A revista O Saco e o Grupo Siriará (Nilto Maciel)




A história da Literatura Cearense é rica em movimentos e grupos literários, desde os primeiros tempos. E assim permanece. Depois do Grupo Clã, foi a vez dos concretistas e, em sequência, a criação do Grupo Sin de Literatura, composto de poetas e ensaístas, como Barros Pinho, Linhares Filho, Roberto Pontes, Horácio Dídimo, Pedro Lyra, Rogério Bessa e outros. No final dos anos 1970, com o fim dos suplementos literários nos jornais de Fortaleza, os novos escritores também se reuniram, não em grupo fechado, mas com o objetivo de publicar seus poemas e contos, principalmente. Surgia a revista O Saco.



Um dos mais substanciosos estudos sobre a revista O Saco é de Alexandre Barbalho: Cultura e Imprensa Alternativa: a revista de cultura O Saco (Editora da Universidade Estadual do Ceará, Fortaleza, 2000). Outros escritores também se manifestaram sobre este assunto em artigos.

Em 1976, um grupo de escritores criou O Saco, “revista mensal de cultura”, apesar de, desde o primeiro número, publicar colaborações de escritores de todo o Brasil e até do exterior.

A Revista apareceu como novidade, não somente no Ceará, mas no Brasil. Diferente das outras, as de então e as do passado. Porém, não tínhamos pretensão de fazer escola, de ser anti-acadêmicos ou revolucionários. Pois escritores mais velhos, com livros editados, também foram publicados.

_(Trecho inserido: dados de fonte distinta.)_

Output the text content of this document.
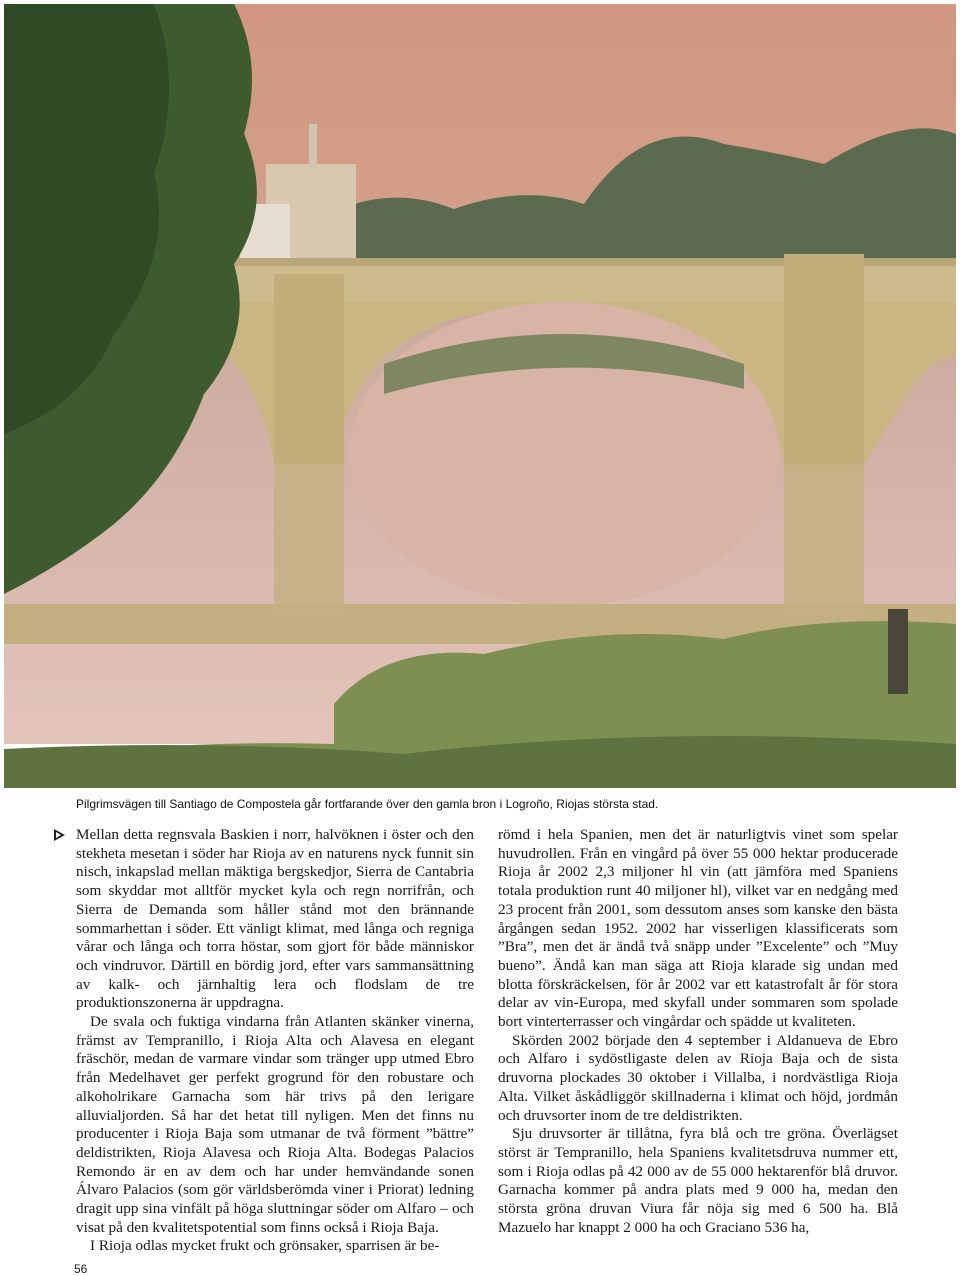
Pilgrimsvägen till Santiago de Compostela går fortfarande över den gamla bron i Logroño, Riojas största stad.

Mellan detta regnsvala Baskien i norr, halvöknen i öster och den stekheta mesetan i söder har Rioja av en naturens nyck funnit sin nisch, inkapslad mellan mäktiga bergskedjor, Sierra de Cantabria som skyddar mot alltför mycket kyla och regn norrifrån, och Sierra de Demanda som håller stånd mot den brännande sommarhettan i söder. Ett vänligt klimat, med långa och regniga vårar och långa och torra höstar, som gjort för både människor och vindruvor. Därtill en bördig jord, efter vars sammansättning av kalk- och järnhaltig lera och flodslam de tre produktionszonerna är uppdragna.

De svala och fuktiga vindarna från Atlanten skänker vinerna, främst av Tempranillo, i Rioja Alta och Alavesa en elegant fräschör, medan de varmare vindar som tränger upp utmed Ebro från Medelhavet ger perfekt grogrund för den robustare och alkoholrikare Garnacha som här trivs på den lerigare alluvialjorden. Så har det hetat till nyligen. Men det finns nu producenter i Rioja Baja som utmanar de två förment ”bättre” deldistrikten, Rioja Alavesa och Rioja Alta. Bodegas Palacios Remondo är en av dem och har under hemvändande sonen Álvaro Palacios (som gör världsberömda viner i Priorat) ledning dragit upp sina vinfält på höga sluttningar söder om Alfaro – och visat på den kvalitetspotential som finns också i Rioja Baja.

I Rioja odlas mycket frukt och grönsaker, sparrisen är be-

römd i hela Spanien, men det är naturligtvis vinet som spelar huvudrollen. Från en vingård på över 55 000 hektar producerade Rioja år 2002 2,3 miljoner hl vin (att jämföra med Spaniens totala produktion runt 40 miljoner hl), vilket var en nedgång med 23 procent från 2001, som dessutom anses som kanske den bästa årgången sedan 1952. 2002 har visserligen klassificerats som ”Bra”, men det är ändå två snäpp under ”Excelente” och ”Muy bueno”. Ändå kan man säga att Rioja klarade sig undan med blotta förskräckelsen, för år 2002 var ett katastrofalt år för stora delar av vin-Europa, med skyfall under sommaren som spolade bort vinterterrasser och vingårdar och spädde ut kvaliteten.

Skörden 2002 började den 4 september i Aldanueva de Ebro och Alfaro i sydöstligaste delen av Rioja Baja och de sista druvorna plockades 30 oktober i Villalba, i nordvästliga Rioja Alta. Vilket åskådliggör skillnaderna i klimat och höjd, jordmån och druvsorter inom de tre deldistrikten.

Sju druvsorter är tillåtna, fyra blå och tre gröna. Överlägset störst är Tempranillo, hela Spaniens kvalitetsdruva nummer ett, som i Rioja odlas på 42 000 av de 55 000 hektarenför blå druvor. Garnacha kommer på andra plats med 9 000 ha, medan den största gröna druvan Viura får nöja sig med 6 500 ha. Blå Mazuelo har knappt 2 000 ha och Graciano 536 ha,

56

O Saco não surgiu por acaso. A ideia de uma revista literária apareceu muito antes de 1976. Queríamos publicar nossas obras. Onde iríamos editá-las? Para as editoras do Rio de Janeiro e de São Paulo não existíamos. Dois anos antes, um grupo de escritores, entre eles Renato Saldanha, Carlos Emílio e eu, trocava ideias sobre como resolver o problema da falta de espaço na imprensa para a publicação de poemas e contos dos jovens. Decidiu-se organizar e publicar um coletânea de contos dos novos escritores cearenses.

Seis meses se passaram e a ideia não se concretizava. Por que não uma revista literária? Proclamou-se, então, em Fortaleza, uma reunião de escritores. Compareceram somente três: Carlos Emílio, Roberto Sérgio, que faleceu pouco depois, e eu. Seria preciso uma convocação pela imprensa. Emílio escreveu um artigo, “Chamada Geral”, publicado na Gazeta de Notícias, de 6 de julho de 1975: “Foi iniciado um movimento que revitalizará nossa literatura”. Mais adiante argumenta: “Precisamos fundar uma revista, não só de um grupo de amigos, mas, sim, de todos nós” (...) Citava alguns nomes, que depois participaram de O Saco. À primeira reunião compareceram cerca de 70 pessoas. A maioria desejava a realização de um show no Teatro José de Alencar. Espécie de feira de arte, com música, teatro, exposição de artesanato, cordel, fotografia, desenhos, livros. Sucederam-se outras reuniões, e sempre a mesma torre de babel. A revista não vingou nem o show se realizou. Decepcionado, resolvi agir sozinho. Criei o jornal Intercâmbio. Sem recursos financeiros, imprimi o primeiro número em mimeógrafo. Iniciava-se uma fase de intensa troca de ideias e impressos com pessoas de todo o Brasil. Nas grandes e médias cidades havia pelo menos um jornalzinho cultural ou literário mimeografado, herança do movimento estudantil de 1968. Em pouco tempo, eu me correspondia com escritores de todo o País. A ideia de uma coletânea de contos ressurgiu. Vivia-se o chamado boom do conto. Não mais um antologia cearense, mas nacional. Uma antologia do conto marginal. Quase todos os jovens escritores eram marginais, independentes, e os jornais, nanicos. Por coincidência, na mesma ocasião, no Rio de Janeiro, outro marginal, Glauco Mattoso, anunciava um projeto semelhante ao meu. Decidimos unir as forças para a organização da antologia, a seleção dos contos. Divulgamos notícias na imprensa (a nanica e a grande) de todo o País. Em pouco tempo, tínhamos em mão milhares de páginas de contos, semicontos, anticontos. Feita a seleção, Glauco cuidou da edição do livro: Queda de Braço – Uma Antologia do Conto Marginal, publicado somente em 1977, após o fechamento de O Saco.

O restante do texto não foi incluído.